Reuters’ Al Yoon — one of the few major media journalists who has a track record of being spot-on in his coverage — has co-authored a report that gets to the core of my questions yesterday over Countrywide’s push to modify $4 to $6 billion in troubled mortgages. I noted yesterday that Countrywide’s loan modification commitment likely illustrated a change of approach from at least one party in the secondary market. From the Reuters story, insight into a market in chaos:
Making loans current today that might go bad later may improve the short-term performance of the bond, triggering a liquidation of reserves for those who are supposed to shoulder the biggest risks. This eliminates important protections for more conservative investors, again rewarding the reckless. The release of reserves on a bond deal typically occurs if enough underlying loans are current after a period of three years. With the worst of the bonds being created in late 2005 and beyond, the issue is likely to heat up toward the end of 2008, said Roelof Slump, a managing director at Fitch Ratings. He added that some modifications may have been done in recent months to massage performance on older bonds … Investors who own the highest, AAA-rated portions of bonds have already voiced their opposition to loan modifications for investors in lower-rated securities in “many” instances, said Ted Tozer, National City Mortgage’s head of capital markets … “The AAA holders say ‘why are you doing these mods?’ We say we are servicing loans for the whole security,” Tozer said.
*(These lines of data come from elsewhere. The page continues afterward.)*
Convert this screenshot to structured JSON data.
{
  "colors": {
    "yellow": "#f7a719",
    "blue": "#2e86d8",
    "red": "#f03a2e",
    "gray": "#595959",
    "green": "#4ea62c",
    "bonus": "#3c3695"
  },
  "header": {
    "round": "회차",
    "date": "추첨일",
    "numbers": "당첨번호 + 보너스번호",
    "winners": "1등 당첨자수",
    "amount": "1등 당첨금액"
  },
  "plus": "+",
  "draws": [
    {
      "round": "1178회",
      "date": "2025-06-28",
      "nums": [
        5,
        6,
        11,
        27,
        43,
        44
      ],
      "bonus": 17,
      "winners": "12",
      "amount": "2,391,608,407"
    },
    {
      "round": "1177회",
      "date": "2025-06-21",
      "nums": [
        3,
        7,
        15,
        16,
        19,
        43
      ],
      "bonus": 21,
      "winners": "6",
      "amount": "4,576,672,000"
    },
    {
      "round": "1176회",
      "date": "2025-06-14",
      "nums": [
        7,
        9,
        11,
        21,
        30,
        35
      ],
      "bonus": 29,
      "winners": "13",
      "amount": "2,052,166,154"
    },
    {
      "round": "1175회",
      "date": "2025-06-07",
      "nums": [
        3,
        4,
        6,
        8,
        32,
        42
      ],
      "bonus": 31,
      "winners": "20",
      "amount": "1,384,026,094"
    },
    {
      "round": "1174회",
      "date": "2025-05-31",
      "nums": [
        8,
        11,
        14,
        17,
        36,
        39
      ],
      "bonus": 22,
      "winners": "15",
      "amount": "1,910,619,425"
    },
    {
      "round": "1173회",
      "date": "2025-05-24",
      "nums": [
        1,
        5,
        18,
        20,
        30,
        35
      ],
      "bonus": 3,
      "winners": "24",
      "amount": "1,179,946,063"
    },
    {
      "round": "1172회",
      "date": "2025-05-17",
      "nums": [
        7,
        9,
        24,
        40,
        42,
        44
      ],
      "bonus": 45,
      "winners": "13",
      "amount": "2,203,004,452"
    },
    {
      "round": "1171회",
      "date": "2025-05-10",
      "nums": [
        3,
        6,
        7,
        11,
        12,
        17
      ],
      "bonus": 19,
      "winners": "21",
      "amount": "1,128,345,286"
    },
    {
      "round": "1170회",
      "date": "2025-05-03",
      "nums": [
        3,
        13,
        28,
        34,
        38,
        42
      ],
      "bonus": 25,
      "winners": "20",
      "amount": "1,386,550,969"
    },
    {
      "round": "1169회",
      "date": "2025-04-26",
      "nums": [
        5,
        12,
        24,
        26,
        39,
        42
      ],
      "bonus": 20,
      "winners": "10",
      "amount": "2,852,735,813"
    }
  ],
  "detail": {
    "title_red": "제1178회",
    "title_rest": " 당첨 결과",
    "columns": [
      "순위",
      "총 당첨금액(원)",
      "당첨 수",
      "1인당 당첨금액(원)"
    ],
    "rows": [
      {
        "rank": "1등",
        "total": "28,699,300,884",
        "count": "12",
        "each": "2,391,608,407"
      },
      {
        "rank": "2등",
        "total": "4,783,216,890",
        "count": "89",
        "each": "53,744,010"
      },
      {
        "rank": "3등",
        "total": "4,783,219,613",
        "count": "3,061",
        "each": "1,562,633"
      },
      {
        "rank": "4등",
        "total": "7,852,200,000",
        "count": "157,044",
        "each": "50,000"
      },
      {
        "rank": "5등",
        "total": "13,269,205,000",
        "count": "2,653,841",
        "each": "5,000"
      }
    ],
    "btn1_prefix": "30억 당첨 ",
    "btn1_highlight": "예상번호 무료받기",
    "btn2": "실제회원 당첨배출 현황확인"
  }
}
The above should illustrate first and foremost that when it comes to Wall Street’s objectives, the borrower is rarely part of the equation. I’m fond of quoting one of the early investors in the RMBS market, who said “People actually still think we’re securitizing this stuff out of the goodness of our hearts — let them think that, while we mint money.” Times like these are putting the entire structured securities market on edge, however, with the “stressed market scenario” putting investors at different levels in favor of very different outcomes — and the Rueters article only begins to touch on what hedge fund investors in a short position on something the like ABX indices would want to see. (In the attempt to disintermediate risk, Wall Street has managed to create a complex ecosystem where risk is redefined at varying levels and in differing terms.) HW readers will likely know John Paulson, who started a very public row with Bear Stearns in June over loan modifications and “tampering” with markets. He’s grown quiet recently as his short positions on the ABX have raked in outsized returns — but the problems that “stressed scenarios” are creating among secondary market participants is likely to rear its ugly head many more times before the current housing and mortgage crisis is over. In my mind, Countrywide’s got the right idea here – let’s do what’s right for the borrowers as much as we can. But as I alluded to earlier, something tells me there are good number of investors in the mezzanine and equity classes of various RMBS that are right behind the nation’s largest lender here as well. These investors simply have too much to lose by sitting idly on the sidelines.